Nie, nie mylisz się, ale też z tą Meduzą nie jest dokładnie tak. W kolejnych rozdziałach wyjaśnię
Ja bym taką książkę nazwała „Życiem Paula Cytrynki”, nie Lemona. (Pomińmy fakt, że po angielsku to by brzmiało tak samo, ok?) I w pierwszym akapicie chyba nie napisałabym „Nazywam się Paul. Jestem synem Apollina. Tego faceta z lirą”. Przy okazji, odziedziczył po nim wężofobię?
Ej, Cytrynka jest bogiem? I to dlatego Chejron chce go z powrotem do Obozu?
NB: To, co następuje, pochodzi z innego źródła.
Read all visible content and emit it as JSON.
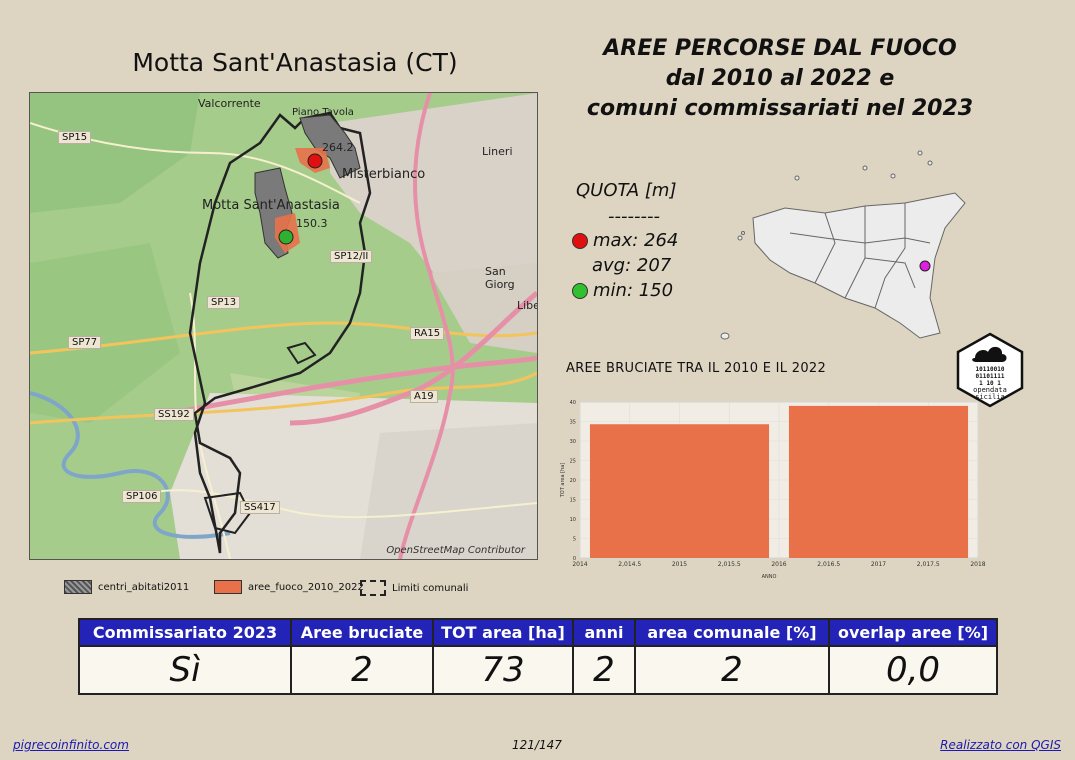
{
  "map": {
    "title": "Motta Sant'Anastasia (CT)",
    "attribution": "OpenStreetMap Contributor",
    "labels": {
      "valcorrente": "Valcorrente",
      "piano_tavola": "Piano Tavola",
      "lineri": "Lineri",
      "misterbianco": "Misterbianco",
      "motta": "Motta Sant'Anastasia",
      "san_giorgio": "San Giorg",
      "libe": "Libe"
    },
    "roads": [
      "SP15",
      "SP12/II",
      "SP13",
      "SP77",
      "RA15",
      "A19",
      "SS192",
      "SP106",
      "SS417"
    ],
    "points": [
      {
        "value": "264.2",
        "color": "#e01010"
      },
      {
        "value": "150.3",
        "color": "#30b030"
      }
    ]
  },
  "title": {
    "line1": "AREE PERCORSE DAL FUOCO",
    "line2": "dal 2010 al 2022 e",
    "line3": "comuni commissariati nel 2023"
  },
  "legend": {
    "centri": "centri_abitati2011",
    "aree": "aree_fuoco_2010_2022",
    "limiti": "Limiti comunali"
  },
  "quota": {
    "title": "QUOTA [m]",
    "separator": "--------",
    "max_label": "max: 264",
    "avg_label": "avg: 207",
    "min_label": "min: 150"
  },
  "logo": {
    "lines": [
      "10110010",
      "01101111",
      "1 10 1"
    ],
    "text1": "opendata",
    "text2": "sicilia"
  },
  "chart_data": {
    "type": "bar",
    "title": "AREE BRUCIATE TRA IL 2010 E IL 2022",
    "xlabel": "ANNO",
    "ylabel": "TOT area [ha]",
    "x_ticks": [
      "2014",
      "2,014.5",
      "2015",
      "2,015.5",
      "2016",
      "2,016.5",
      "2017",
      "2,017.5",
      "2018"
    ],
    "y_ticks": [
      "0",
      "5",
      "10",
      "15",
      "20",
      "25",
      "30",
      "35",
      "40"
    ],
    "xlim": [
      2014,
      2018
    ],
    "ylim": [
      0,
      40
    ],
    "bars": [
      {
        "x0": 2014.1,
        "x1": 2015.9,
        "value": 34.3
      },
      {
        "x0": 2016.1,
        "x1": 2017.9,
        "value": 39
      }
    ],
    "bar_color": "#e8714a"
  },
  "stats": {
    "headers": [
      "Commissariato 2023",
      "Aree bruciate",
      "TOT area [ha]",
      "anni",
      "area comunale [%]",
      "overlap aree [%]"
    ],
    "values": [
      "Sì",
      "2",
      "73",
      "2",
      "2",
      "0,0"
    ]
  },
  "footer": {
    "left": "pigrecoinfinito.com",
    "page": "121/147",
    "right": "Realizzato con QGIS"
  }
}
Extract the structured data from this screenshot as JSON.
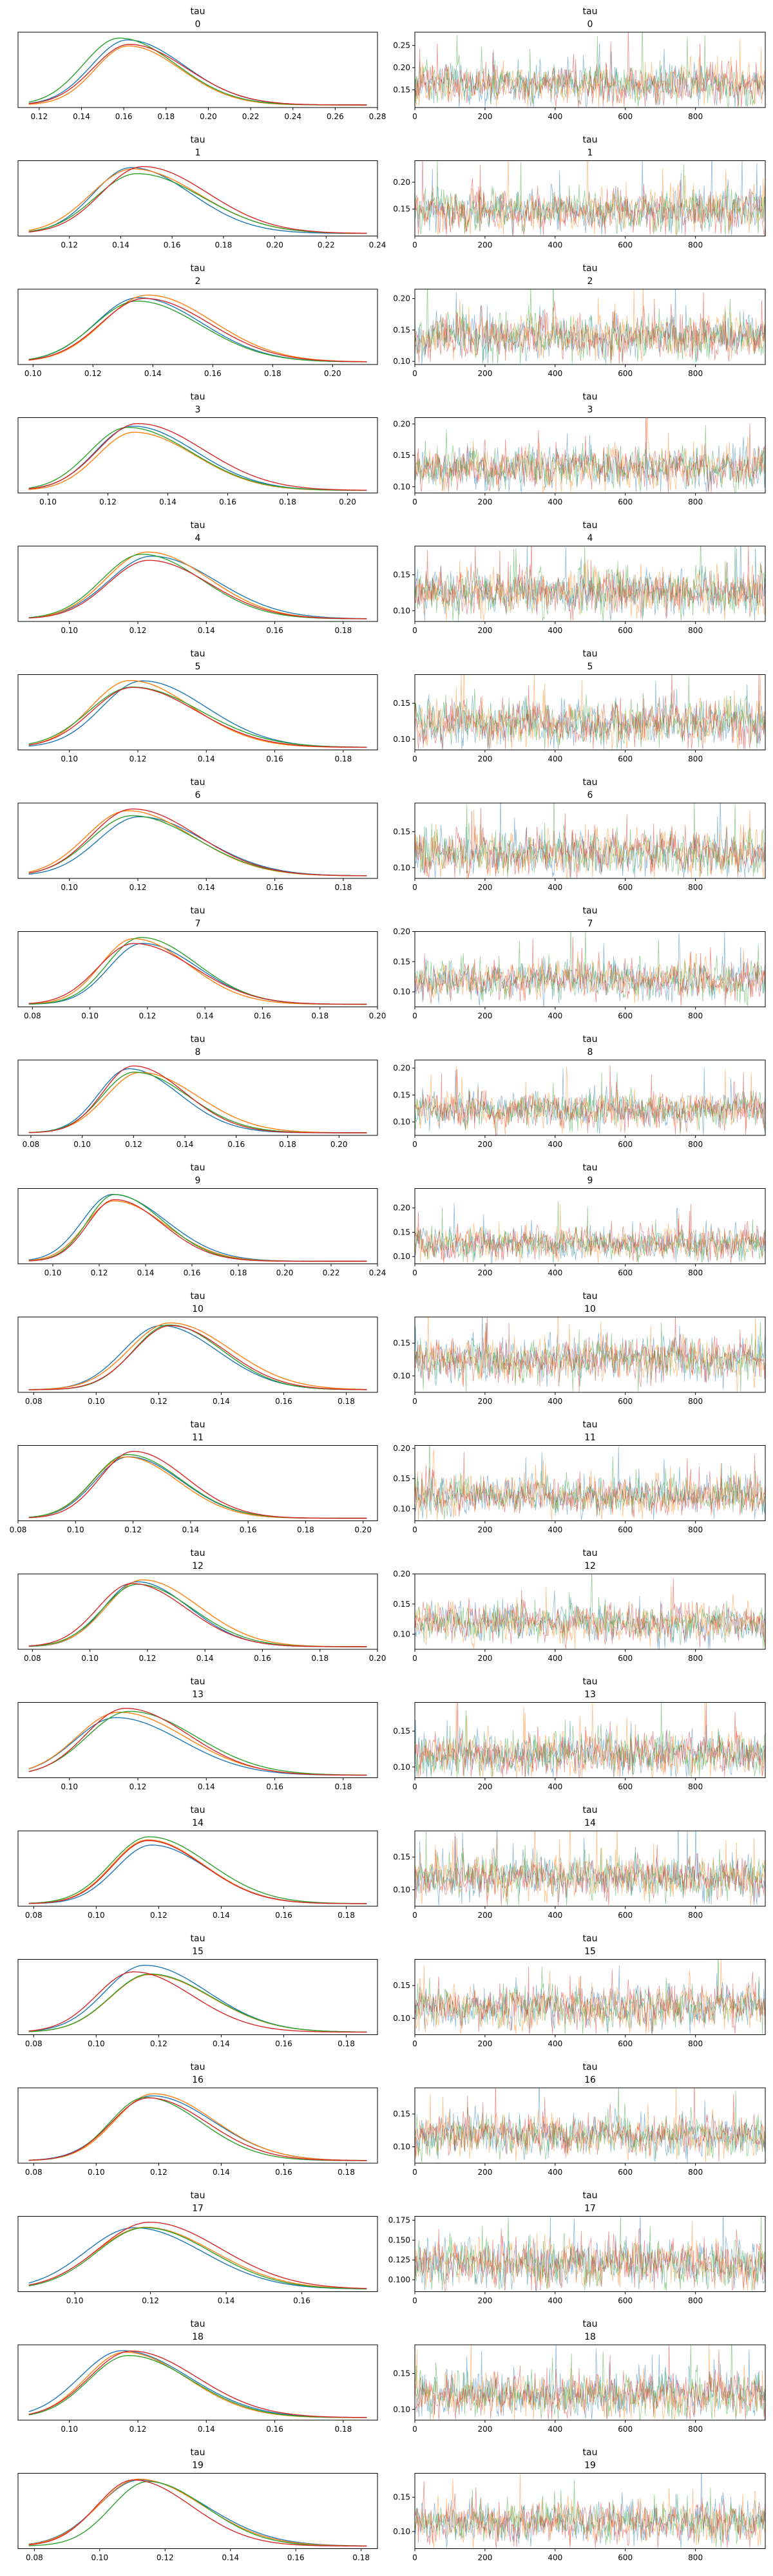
{
  "figure": {
    "variable": "tau",
    "colors": [
      "#1f77b4",
      "#ff7f0e",
      "#2ca02c",
      "#d62728"
    ],
    "trace_alpha": 0.5
  },
  "chart_data": [
    {
      "type": "line",
      "panel": "density",
      "title": "tau",
      "index": "0",
      "xlim": [
        0.11,
        0.28
      ],
      "xticks": [
        0.12,
        0.14,
        0.16,
        0.18,
        0.2,
        0.22,
        0.24,
        0.26,
        0.28
      ],
      "peak": 0.16,
      "sd": 0.019,
      "skew": 0.35
    },
    {
      "type": "line",
      "panel": "trace",
      "title": "tau",
      "index": "0",
      "xlim": [
        0,
        999
      ],
      "xticks": [
        0,
        200,
        400,
        600,
        800
      ],
      "ylim": [
        0.11,
        0.28
      ],
      "yticks": [
        0.15,
        0.2,
        0.25
      ],
      "mean": 0.162,
      "sd": 0.021
    },
    {
      "type": "line",
      "panel": "density",
      "title": "tau",
      "index": "1",
      "xlim": [
        0.1,
        0.24
      ],
      "xticks": [
        0.12,
        0.14,
        0.16,
        0.18,
        0.2,
        0.22,
        0.24
      ],
      "peak": 0.147,
      "sd": 0.018,
      "skew": 0.35
    },
    {
      "type": "line",
      "panel": "trace",
      "title": "tau",
      "index": "1",
      "xlim": [
        0,
        999
      ],
      "xticks": [
        0,
        200,
        400,
        600,
        800
      ],
      "ylim": [
        0.1,
        0.24
      ],
      "yticks": [
        0.15,
        0.2
      ],
      "mean": 0.148,
      "sd": 0.019
    },
    {
      "type": "line",
      "panel": "density",
      "title": "tau",
      "index": "2",
      "xlim": [
        0.095,
        0.215
      ],
      "xticks": [
        0.1,
        0.12,
        0.14,
        0.16,
        0.18,
        0.2
      ],
      "peak": 0.137,
      "sd": 0.016,
      "skew": 0.3
    },
    {
      "type": "line",
      "panel": "trace",
      "title": "tau",
      "index": "2",
      "xlim": [
        0,
        999
      ],
      "xticks": [
        0,
        200,
        400,
        600,
        800
      ],
      "ylim": [
        0.095,
        0.215
      ],
      "yticks": [
        0.1,
        0.15,
        0.2
      ],
      "mean": 0.139,
      "sd": 0.017
    },
    {
      "type": "line",
      "panel": "density",
      "title": "tau",
      "index": "3",
      "xlim": [
        0.09,
        0.21
      ],
      "xticks": [
        0.1,
        0.12,
        0.14,
        0.16,
        0.18,
        0.2
      ],
      "peak": 0.128,
      "sd": 0.015,
      "skew": 0.4
    },
    {
      "type": "line",
      "panel": "trace",
      "title": "tau",
      "index": "3",
      "xlim": [
        0,
        999
      ],
      "xticks": [
        0,
        200,
        400,
        600,
        800
      ],
      "ylim": [
        0.09,
        0.21
      ],
      "yticks": [
        0.1,
        0.15,
        0.2
      ],
      "mean": 0.13,
      "sd": 0.016
    },
    {
      "type": "line",
      "panel": "density",
      "title": "tau",
      "index": "4",
      "xlim": [
        0.085,
        0.19
      ],
      "xticks": [
        0.1,
        0.12,
        0.14,
        0.16,
        0.18
      ],
      "peak": 0.123,
      "sd": 0.014,
      "skew": 0.3
    },
    {
      "type": "line",
      "panel": "trace",
      "title": "tau",
      "index": "4",
      "xlim": [
        0,
        999
      ],
      "xticks": [
        0,
        200,
        400,
        600,
        800
      ],
      "ylim": [
        0.085,
        0.19
      ],
      "yticks": [
        0.1,
        0.15
      ],
      "mean": 0.125,
      "sd": 0.015
    },
    {
      "type": "line",
      "panel": "density",
      "title": "tau",
      "index": "5",
      "xlim": [
        0.085,
        0.19
      ],
      "xticks": [
        0.1,
        0.12,
        0.14,
        0.16,
        0.18
      ],
      "peak": 0.12,
      "sd": 0.014,
      "skew": 0.35
    },
    {
      "type": "line",
      "panel": "trace",
      "title": "tau",
      "index": "5",
      "xlim": [
        0,
        999
      ],
      "xticks": [
        0,
        200,
        400,
        600,
        800
      ],
      "ylim": [
        0.085,
        0.19
      ],
      "yticks": [
        0.1,
        0.15
      ],
      "mean": 0.122,
      "sd": 0.015
    },
    {
      "type": "line",
      "panel": "density",
      "title": "tau",
      "index": "6",
      "xlim": [
        0.085,
        0.19
      ],
      "xticks": [
        0.1,
        0.12,
        0.14,
        0.16,
        0.18
      ],
      "peak": 0.118,
      "sd": 0.014,
      "skew": 0.35
    },
    {
      "type": "line",
      "panel": "trace",
      "title": "tau",
      "index": "6",
      "xlim": [
        0,
        999
      ],
      "xticks": [
        0,
        200,
        400,
        600,
        800
      ],
      "ylim": [
        0.085,
        0.19
      ],
      "yticks": [
        0.1,
        0.15
      ],
      "mean": 0.12,
      "sd": 0.015
    },
    {
      "type": "line",
      "panel": "density",
      "title": "tau",
      "index": "7",
      "xlim": [
        0.075,
        0.2
      ],
      "xticks": [
        0.08,
        0.1,
        0.12,
        0.14,
        0.16,
        0.18,
        0.2
      ],
      "peak": 0.118,
      "sd": 0.014,
      "skew": 0.4
    },
    {
      "type": "line",
      "panel": "trace",
      "title": "tau",
      "index": "7",
      "xlim": [
        0,
        999
      ],
      "xticks": [
        0,
        200,
        400,
        600,
        800
      ],
      "ylim": [
        0.075,
        0.2
      ],
      "yticks": [
        0.1,
        0.15,
        0.2
      ],
      "mean": 0.12,
      "sd": 0.015
    },
    {
      "type": "line",
      "panel": "density",
      "title": "tau",
      "index": "8",
      "xlim": [
        0.075,
        0.215
      ],
      "xticks": [
        0.08,
        0.1,
        0.12,
        0.14,
        0.16,
        0.18,
        0.2
      ],
      "peak": 0.121,
      "sd": 0.015,
      "skew": 0.4
    },
    {
      "type": "line",
      "panel": "trace",
      "title": "tau",
      "index": "8",
      "xlim": [
        0,
        999
      ],
      "xticks": [
        0,
        200,
        400,
        600,
        800
      ],
      "ylim": [
        0.075,
        0.215
      ],
      "yticks": [
        0.1,
        0.15,
        0.2
      ],
      "mean": 0.123,
      "sd": 0.016
    },
    {
      "type": "line",
      "panel": "density",
      "title": "tau",
      "index": "9",
      "xlim": [
        0.085,
        0.24
      ],
      "xticks": [
        0.1,
        0.12,
        0.14,
        0.16,
        0.18,
        0.2,
        0.22,
        0.24
      ],
      "peak": 0.124,
      "sd": 0.015,
      "skew": 0.45
    },
    {
      "type": "line",
      "panel": "trace",
      "title": "tau",
      "index": "9",
      "xlim": [
        0,
        999
      ],
      "xticks": [
        0,
        200,
        400,
        600,
        800
      ],
      "ylim": [
        0.085,
        0.24
      ],
      "yticks": [
        0.1,
        0.15,
        0.2
      ],
      "mean": 0.127,
      "sd": 0.016
    },
    {
      "type": "line",
      "panel": "density",
      "title": "tau",
      "index": "10",
      "xlim": [
        0.075,
        0.19
      ],
      "xticks": [
        0.08,
        0.1,
        0.12,
        0.14,
        0.16,
        0.18
      ],
      "peak": 0.123,
      "sd": 0.014,
      "skew": 0.3
    },
    {
      "type": "line",
      "panel": "trace",
      "title": "tau",
      "index": "10",
      "xlim": [
        0,
        999
      ],
      "xticks": [
        0,
        200,
        400,
        600,
        800
      ],
      "ylim": [
        0.075,
        0.19
      ],
      "yticks": [
        0.1,
        0.15
      ],
      "mean": 0.125,
      "sd": 0.015
    },
    {
      "type": "line",
      "panel": "density",
      "title": "tau",
      "index": "11",
      "xlim": [
        0.08,
        0.205
      ],
      "xticks": [
        0.08,
        0.1,
        0.12,
        0.14,
        0.16,
        0.18,
        0.2
      ],
      "peak": 0.12,
      "sd": 0.014,
      "skew": 0.35
    },
    {
      "type": "line",
      "panel": "trace",
      "title": "tau",
      "index": "11",
      "xlim": [
        0,
        999
      ],
      "xticks": [
        0,
        200,
        400,
        600,
        800
      ],
      "ylim": [
        0.08,
        0.205
      ],
      "yticks": [
        0.1,
        0.15,
        0.2
      ],
      "mean": 0.122,
      "sd": 0.015
    },
    {
      "type": "line",
      "panel": "density",
      "title": "tau",
      "index": "12",
      "xlim": [
        0.075,
        0.2
      ],
      "xticks": [
        0.08,
        0.1,
        0.12,
        0.14,
        0.16,
        0.18,
        0.2
      ],
      "peak": 0.117,
      "sd": 0.014,
      "skew": 0.35
    },
    {
      "type": "line",
      "panel": "trace",
      "title": "tau",
      "index": "12",
      "xlim": [
        0,
        999
      ],
      "xticks": [
        0,
        200,
        400,
        600,
        800
      ],
      "ylim": [
        0.075,
        0.2
      ],
      "yticks": [
        0.1,
        0.15,
        0.2
      ],
      "mean": 0.119,
      "sd": 0.015
    },
    {
      "type": "line",
      "panel": "density",
      "title": "tau",
      "index": "13",
      "xlim": [
        0.085,
        0.19
      ],
      "xticks": [
        0.1,
        0.12,
        0.14,
        0.16,
        0.18
      ],
      "peak": 0.116,
      "sd": 0.014,
      "skew": 0.35
    },
    {
      "type": "line",
      "panel": "trace",
      "title": "tau",
      "index": "13",
      "xlim": [
        0,
        999
      ],
      "xticks": [
        0,
        200,
        400,
        600,
        800
      ],
      "ylim": [
        0.085,
        0.19
      ],
      "yticks": [
        0.1,
        0.15
      ],
      "mean": 0.118,
      "sd": 0.015
    },
    {
      "type": "line",
      "panel": "density",
      "title": "tau",
      "index": "14",
      "xlim": [
        0.075,
        0.19
      ],
      "xticks": [
        0.08,
        0.1,
        0.12,
        0.14,
        0.16,
        0.18
      ],
      "peak": 0.117,
      "sd": 0.014,
      "skew": 0.35
    },
    {
      "type": "line",
      "panel": "trace",
      "title": "tau",
      "index": "14",
      "xlim": [
        0,
        999
      ],
      "xticks": [
        0,
        200,
        400,
        600,
        800
      ],
      "ylim": [
        0.075,
        0.19
      ],
      "yticks": [
        0.1,
        0.15
      ],
      "mean": 0.119,
      "sd": 0.015
    },
    {
      "type": "line",
      "panel": "density",
      "title": "tau",
      "index": "15",
      "xlim": [
        0.075,
        0.19
      ],
      "xticks": [
        0.08,
        0.1,
        0.12,
        0.14,
        0.16,
        0.18
      ],
      "peak": 0.115,
      "sd": 0.014,
      "skew": 0.35
    },
    {
      "type": "line",
      "panel": "trace",
      "title": "tau",
      "index": "15",
      "xlim": [
        0,
        999
      ],
      "xticks": [
        0,
        200,
        400,
        600,
        800
      ],
      "ylim": [
        0.075,
        0.19
      ],
      "yticks": [
        0.1,
        0.15
      ],
      "mean": 0.117,
      "sd": 0.015
    },
    {
      "type": "line",
      "panel": "density",
      "title": "tau",
      "index": "16",
      "xlim": [
        0.075,
        0.19
      ],
      "xticks": [
        0.08,
        0.1,
        0.12,
        0.14,
        0.16,
        0.18
      ],
      "peak": 0.116,
      "sd": 0.014,
      "skew": 0.35
    },
    {
      "type": "line",
      "panel": "trace",
      "title": "tau",
      "index": "16",
      "xlim": [
        0,
        999
      ],
      "xticks": [
        0,
        200,
        400,
        600,
        800
      ],
      "ylim": [
        0.075,
        0.19
      ],
      "yticks": [
        0.1,
        0.15
      ],
      "mean": 0.118,
      "sd": 0.015
    },
    {
      "type": "line",
      "panel": "density",
      "title": "tau",
      "index": "17",
      "xlim": [
        0.085,
        0.18
      ],
      "xticks": [
        0.1,
        0.12,
        0.14,
        0.16
      ],
      "peak": 0.118,
      "sd": 0.014,
      "skew": 0.25
    },
    {
      "type": "line",
      "panel": "trace",
      "title": "tau",
      "index": "17",
      "xlim": [
        0,
        999
      ],
      "xticks": [
        0,
        200,
        400,
        600,
        800
      ],
      "ylim": [
        0.085,
        0.18
      ],
      "yticks": [
        0.1,
        0.125,
        0.15,
        0.175
      ],
      "ytick_labels": [
        "0.100",
        "0.125",
        "0.150",
        "0.175"
      ],
      "mean": 0.12,
      "sd": 0.014
    },
    {
      "type": "line",
      "panel": "density",
      "title": "tau",
      "index": "18",
      "xlim": [
        0.085,
        0.19
      ],
      "xticks": [
        0.1,
        0.12,
        0.14,
        0.16,
        0.18
      ],
      "peak": 0.118,
      "sd": 0.014,
      "skew": 0.35
    },
    {
      "type": "line",
      "panel": "trace",
      "title": "tau",
      "index": "18",
      "xlim": [
        0,
        999
      ],
      "xticks": [
        0,
        200,
        400,
        600,
        800
      ],
      "ylim": [
        0.085,
        0.19
      ],
      "yticks": [
        0.1,
        0.15
      ],
      "mean": 0.12,
      "sd": 0.015
    },
    {
      "type": "line",
      "panel": "density",
      "title": "tau",
      "index": "19",
      "xlim": [
        0.075,
        0.185
      ],
      "xticks": [
        0.08,
        0.1,
        0.12,
        0.14,
        0.16,
        0.18
      ],
      "peak": 0.112,
      "sd": 0.014,
      "skew": 0.35
    },
    {
      "type": "line",
      "panel": "trace",
      "title": "tau",
      "index": "19",
      "xlim": [
        0,
        999
      ],
      "xticks": [
        0,
        200,
        400,
        600,
        800
      ],
      "ylim": [
        0.075,
        0.185
      ],
      "yticks": [
        0.1,
        0.15
      ],
      "mean": 0.114,
      "sd": 0.015
    }
  ]
}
Porównanie oczu do oceanu było genialne!
„– Czuły gest, dzięki. Ale następnym razem kup mi zatyczki do uszu.” i „Odruchowo odwróciłem głowę w poszukiwaniu ludzi zmieniających się w płonące winorośle. ” też było genialne, uśmiałam się~!
„A(,) i martensy.” – przecinek.
„– Pomogę tobie – zaproponował.” – To brzmi nienaturalnie, powinno być „ci”. Co innego w następnej wypowiedzi, tam rzeczywiście pasuje „tobie”. Te dopiski w nawiasach z dużych liter. Jestem prawie pewna, że pisało się je z małej…
I jeśli chodzi o tego typu rzeczy, to ten rozdział był trochę… *szuka odpowiedniego słowa* …niedopracowany. Nie brakowało humoru ani świetnych przemyśleń Cytrynki, ale opisy były trochę pobieżne i mało szczegółowe. Dla przykładu, mogłabyś rozwinąć to wspomnienie. Mógłby nawiązać więcej do tego, jak to zapamiętał, czy coś się różniło, nie wiem, dokładniej opisać okolicę, reakcję i zachowanie Andrew z większymi szczegółami czy coś… Przy okazji, bo wcześniej chyba tego nie pisałam, shippuję ich ;D W końcu Cytrynka sam nazwał go przystojnym, „jedynym dobrym rozdziałem” i zwrócił uwagę na jego wygląd, a chłopaki raczej tego nie robią. Znaczy, osobiście nie znam osób, które by się tak zachowywały.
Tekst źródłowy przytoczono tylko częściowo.